Tennessee in the springtime at an outdoor graveside service surrounded by flowers only meant one thing, bees. Hand fans provided by the funeral home made really great weapons. Most of us put ours to good use. Reverend Jeremiah Warner wheezed his way to the “come to Jesus” portion of the eulogy when a bee worked its way under his robe. It crawled in between his shoulder blades. He twitched and thrashed like a scarecrow caught in a wind storm. He fought his way out of the robe and threw it in the direction of the coffin-lowering mechanism. The fabric from the robe was heavy enough to flip the switch. The crank started on its own. The cry of alarm from the funeral goers echoed to the next town.

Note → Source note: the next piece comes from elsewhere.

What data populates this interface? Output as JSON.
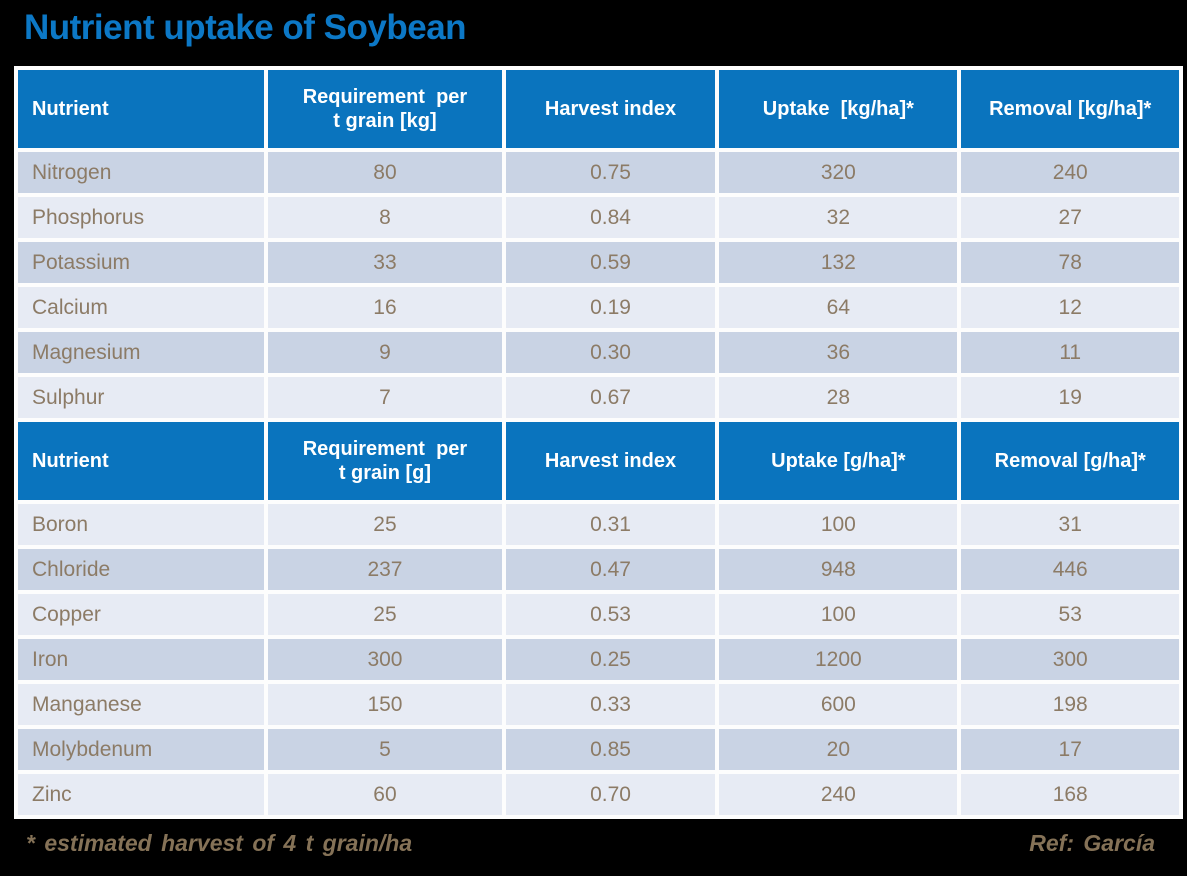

Robert tended to Kitty who passed out the minute my body crashed down to the bottom of the grave. Pallbearers and the funeral home owner tried to right things in the grave and take care of the mortified minister. I just hung my head. I blamed myself for wondering what would happen if a bee crawled up the Reverend’s robe. I only wanted to avoid hearing the “fire and brimstone” part of the service. A funeral should be a tribute to the deceased instead of an opportunity to save souls.
As the crowd made a mass exodus from the cemetery, Nina Blackstone and Lorna Tharp passed within earshot.
“Fitting end to such a pathetic life, don’t you think?” Nina drawled in that sweet as honey backstabbing way perfected by only the best catty southern belle bitches.
“I noticed she gained about 20 pounds when she came with Kitty to the church rummage sale a few weeks ago,” Lorna said in a conspiring tone.
They couldn’t even leave me alone after death! A big gust of wind lifted the graveside service tent into the air. It tumbled end over end into the two women as they made their way up the hill to their cars. They toppled over like bowling pins. Sheriff Tharp and a few deputies ran to pull the canvas off of them.